Joanne Hultgren is not shocked that her son Randy will soon be a U.S. Congressman.
"He's been running campaigns his whole life," she said, remembering his very first campaign slogan in elementary school: "Randy is a dandy."
Hultgren, a Republican state senator since 2007 and state congressman since 1999, unofficially beat Democratic incumbent Bill Foster by more than 6 percent on Nov. 2 in the culmination of the race to represent Illinois' 14th Congressional District. He carried most of St. Charles, where he based his campaign, and beat Foster by more than 10 percent in Kane County.
In February's Republican primary, Hultgren beat Ethan Hastert, the son of former U.S. Speaker and 14th District Representative Dennis Hastert.
Only a small, western section of Hultgren's hometown of Wheaton falls within his new constituency and it seems that reality cost him an even larger margin of victory.
"We all campaigned for him but we couldn't vote for him," said Scott Macy, one of four funeral directors at Hultgren Funeral Home. Another of those directors is former owner Vern Hultgren, who moved his wife, Joanne, and three kids—Tim, Tami and Randy—to Wheaton from Park Ridge in 1977.
"As honest as the day is long," Rev. Don Jones said of the Hultgrens. The recently retired senior campus chaplain at Windsor Park Manor retirement community in Carol Stream has presided over hundreds of services in cooperation with the Hultgrens. "I've observed them in all types of situations. I just had the highest regard for them as people and professionals in their business."
For eight years, they lived above the funeral home, where Randy and his siblings worked for their parents as youths and learned all about that "work ethic" and "emphasis on family."
"The commitment to the community and the business was something we all took seriously," Randy said. "We saw the vision my parents had by helping people during their hardest time."
Vern is now semi-retired. He sold Hultgren Funeral Home to Tim more than 10 years ago. The business handles about 250 funerals each year.
"Everyone essentially gets to know who you are because they come through the doors," Tim said. "We're people-oriented here. The family you're serving, you connect with them in a way unlike anyone else."
But according to Joanne, the funeral business wasn't for Randy.
"He was more into other things," his mother said, listing drama, music, and sports as some of her youngest son's interests. "And he was the president of any classroom he was in."
It was in eighth grade, though, that Randy first became truly interested in politics. He participated in the model congress of a government class he took.

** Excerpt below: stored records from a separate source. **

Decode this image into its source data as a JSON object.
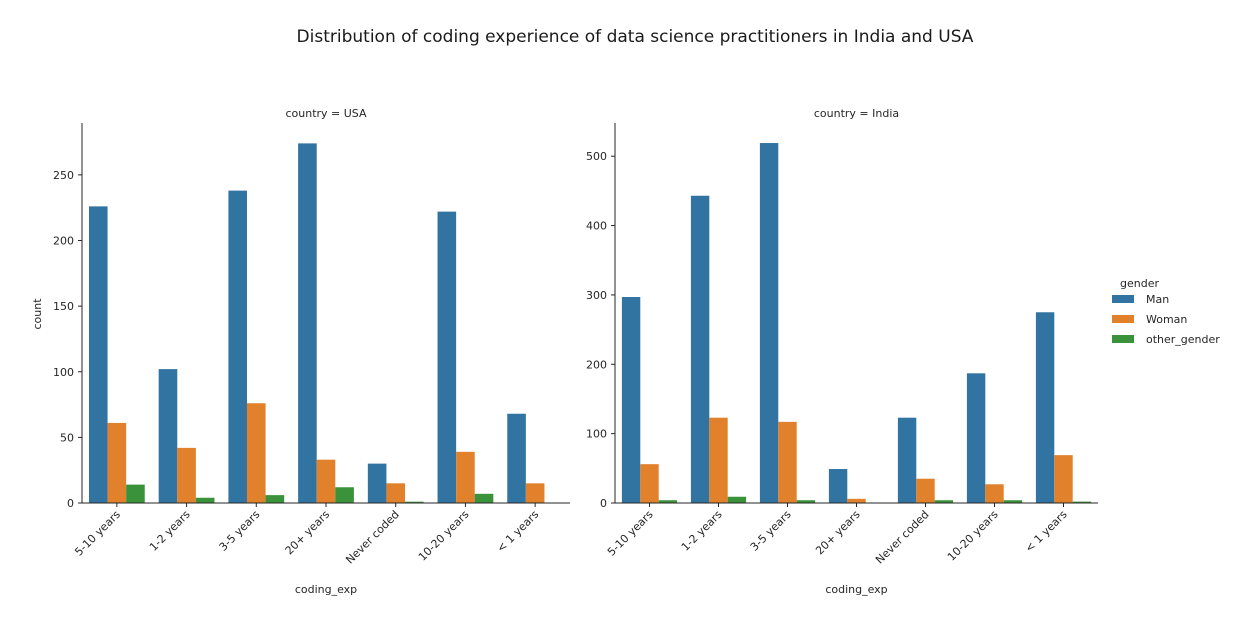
{
  "suptitle": "Distribution of coding experience of data science practitioners in India and USA",
  "legend": {
    "title": "gender",
    "entries": [
      "Man",
      "Woman",
      "other_gender"
    ],
    "placement": "right"
  },
  "colors": {
    "Man": "#3274a1",
    "Woman": "#e1812c",
    "other_gender": "#3a923a"
  },
  "chart_data": [
    {
      "type": "bar",
      "title": "country = USA",
      "xlabel": "coding_exp",
      "ylabel": "count",
      "categories": [
        "5-10 years",
        "1-2 years",
        "3-5 years",
        "20+ years",
        "Never coded",
        "10-20 years",
        "< 1 years"
      ],
      "ylim": [
        0,
        288
      ],
      "yticks": [
        0,
        50,
        100,
        150,
        200,
        250
      ],
      "grid": false,
      "series": [
        {
          "name": "Man",
          "values": [
            226,
            102,
            238,
            274,
            30,
            222,
            68
          ]
        },
        {
          "name": "Woman",
          "values": [
            61,
            42,
            76,
            33,
            15,
            39,
            15
          ]
        },
        {
          "name": "other_gender",
          "values": [
            14,
            4,
            6,
            12,
            1,
            7,
            null
          ]
        }
      ]
    },
    {
      "type": "bar",
      "title": "country = India",
      "xlabel": "coding_exp",
      "ylabel": "",
      "categories": [
        "5-10 years",
        "1-2 years",
        "3-5 years",
        "20+ years",
        "Never coded",
        "10-20 years",
        "< 1 years"
      ],
      "ylim": [
        0,
        545
      ],
      "yticks": [
        0,
        100,
        200,
        300,
        400,
        500
      ],
      "grid": false,
      "series": [
        {
          "name": "Man",
          "values": [
            297,
            443,
            519,
            49,
            123,
            187,
            275
          ]
        },
        {
          "name": "Woman",
          "values": [
            56,
            123,
            117,
            6,
            35,
            27,
            69
          ]
        },
        {
          "name": "other_gender",
          "values": [
            4,
            9,
            4,
            null,
            4,
            4,
            2
          ]
        }
      ]
    }
  ]
}
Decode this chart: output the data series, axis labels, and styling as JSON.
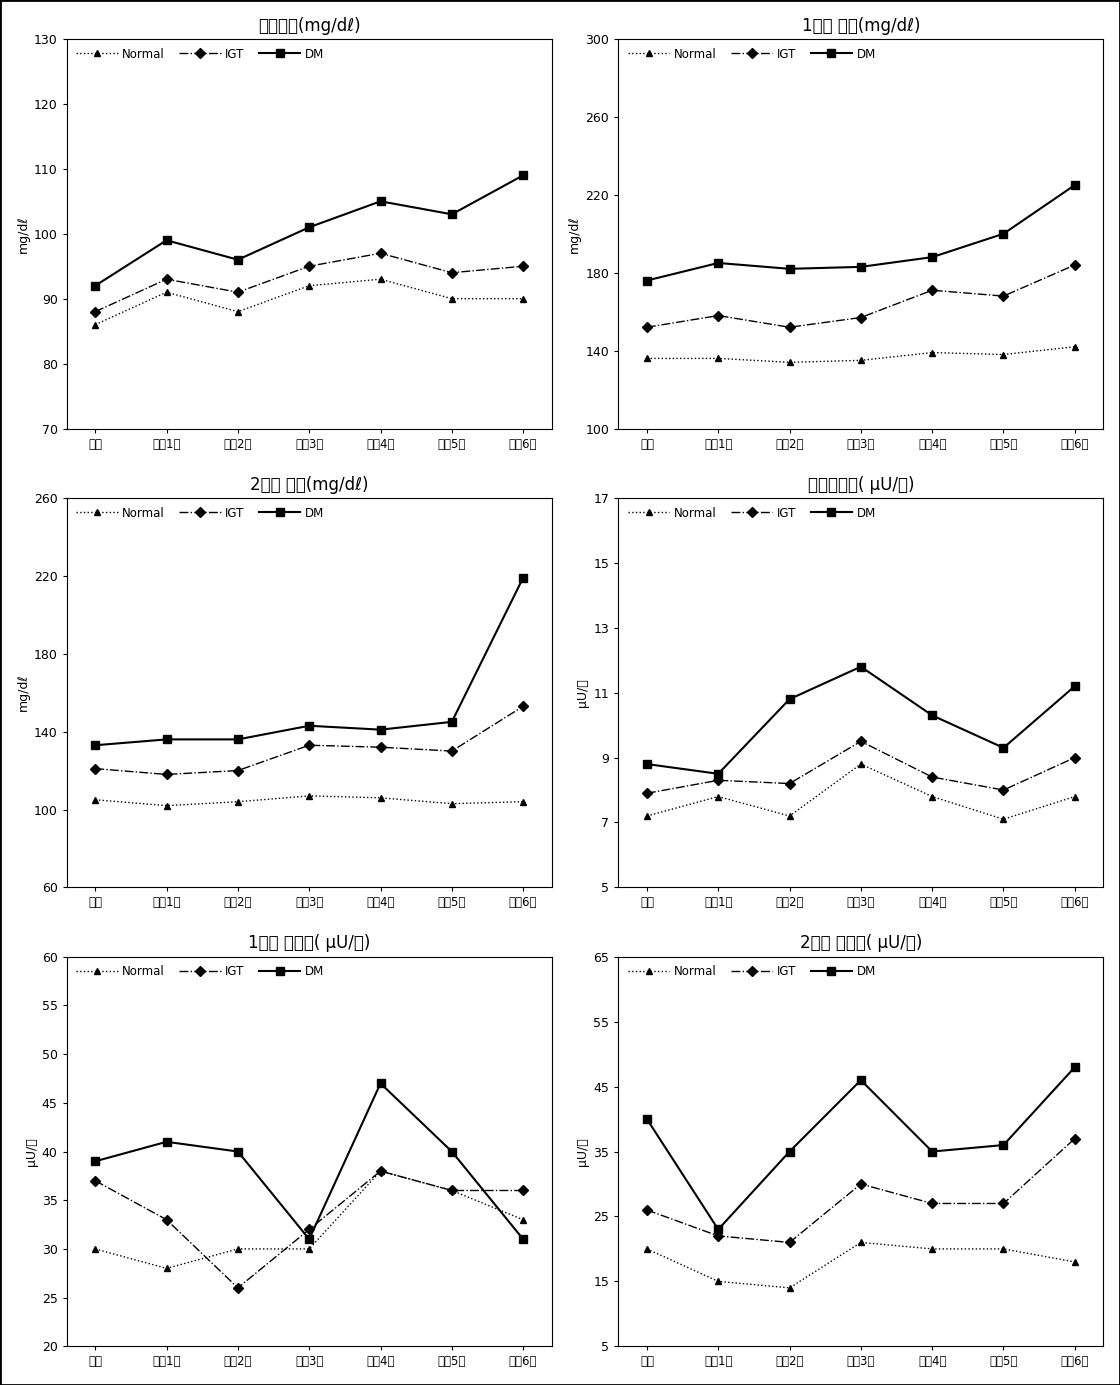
{
  "x_labels": [
    "기초",
    "추적1기",
    "추적2기",
    "추적3기",
    "추적4기",
    "추적5기",
    "추적6기"
  ],
  "panels": [
    {
      "title": "공복혁당(mg/dℓ)",
      "ylabel": "mg/dℓ",
      "ylim": [
        70,
        130
      ],
      "yticks": [
        70,
        80,
        90,
        100,
        110,
        120,
        130
      ],
      "normal": [
        86,
        91,
        88,
        92,
        93,
        90,
        90
      ],
      "igt": [
        88,
        93,
        91,
        95,
        97,
        94,
        95
      ],
      "dm": [
        92,
        99,
        96,
        101,
        105,
        103,
        109
      ]
    },
    {
      "title": "1시간 혁당(mg/dℓ)",
      "ylabel": "mg/dℓ",
      "ylim": [
        100,
        300
      ],
      "yticks": [
        100,
        140,
        180,
        220,
        260,
        300
      ],
      "normal": [
        136,
        136,
        134,
        135,
        139,
        138,
        142
      ],
      "igt": [
        152,
        158,
        152,
        157,
        171,
        168,
        184
      ],
      "dm": [
        176,
        185,
        182,
        183,
        188,
        200,
        225
      ]
    },
    {
      "title": "2시간 혁당(mg/dℓ)",
      "ylabel": "mg/dℓ",
      "ylim": [
        60,
        260
      ],
      "yticks": [
        60,
        100,
        140,
        180,
        220,
        260
      ],
      "normal": [
        105,
        102,
        104,
        107,
        106,
        103,
        104
      ],
      "igt": [
        121,
        118,
        120,
        133,
        132,
        130,
        153
      ],
      "dm": [
        133,
        136,
        136,
        143,
        141,
        145,
        219
      ]
    },
    {
      "title": "공복인슬런( μU/㎞)",
      "ylabel": "μU/㎞",
      "ylim": [
        5,
        17
      ],
      "yticks": [
        5,
        7,
        9,
        11,
        13,
        15,
        17
      ],
      "normal": [
        7.2,
        7.8,
        7.2,
        8.8,
        7.8,
        7.1,
        7.8
      ],
      "igt": [
        7.9,
        8.3,
        8.2,
        9.5,
        8.4,
        8.0,
        9.0
      ],
      "dm": [
        8.8,
        8.5,
        10.8,
        11.8,
        10.3,
        9.3,
        11.2
      ]
    },
    {
      "title": "1시간 인슬런( μU/㎞)",
      "ylabel": "μU/㎞",
      "ylim": [
        20,
        60
      ],
      "yticks": [
        20,
        25,
        30,
        35,
        40,
        45,
        50,
        55,
        60
      ],
      "normal": [
        30,
        28,
        30,
        30,
        38,
        36,
        33
      ],
      "igt": [
        37,
        33,
        26,
        32,
        38,
        36,
        36
      ],
      "dm": [
        39,
        41,
        40,
        31,
        47,
        40,
        31
      ]
    },
    {
      "title": "2시간 인슬런( μU/㎞)",
      "ylabel": "μU/㎞",
      "ylim": [
        5,
        65
      ],
      "yticks": [
        5,
        15,
        25,
        35,
        45,
        55,
        65
      ],
      "normal": [
        20,
        15,
        14,
        21,
        20,
        20,
        18
      ],
      "igt": [
        26,
        22,
        21,
        30,
        27,
        27,
        37
      ],
      "dm": [
        40,
        23,
        35,
        46,
        35,
        36,
        48
      ]
    }
  ]
}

"I really enjoyed the process of it," he said.
After serving his respective student bodies at Wheaton Academy and Bethel College in St. Paul, MN, Randy said he began considering politics as a career, though he wondered whether it was a realistic option.
"I didn't know if the opportunity would come up," he said. "But if it did, I was interested."
The opportunity has come, and Randy is poised to make things happen.
"I want to go out there and hit the ground running, and get my voice heard," Randy said. "I've heard that a freshman congressman should just be quiet for the first six months. I'm not going to do that. I'm going to be a squeaky wheel—a loud voice for my constituents."
Extending the Bush-era tax cuts across the board is the Representative-elect's first political priority.
"We need to create jobs; we cannot raise taxes," he said. Congress is expected to debate the tax cuts during the lame-duck session that will last from now until mid-January. "If they, for whatever reason, fail to [extend the cuts], we'll need to get those back."
Aside from Washington politics, Randy's priority is getting better acquainted with the residents he now represents.
"Before I get sworn in, I'll continue to be around district—being with people, listening to people, and building a coalition of people to help make big decisions," the Winfield resident said. "I want to tap in to the expertise of people of the 14th district."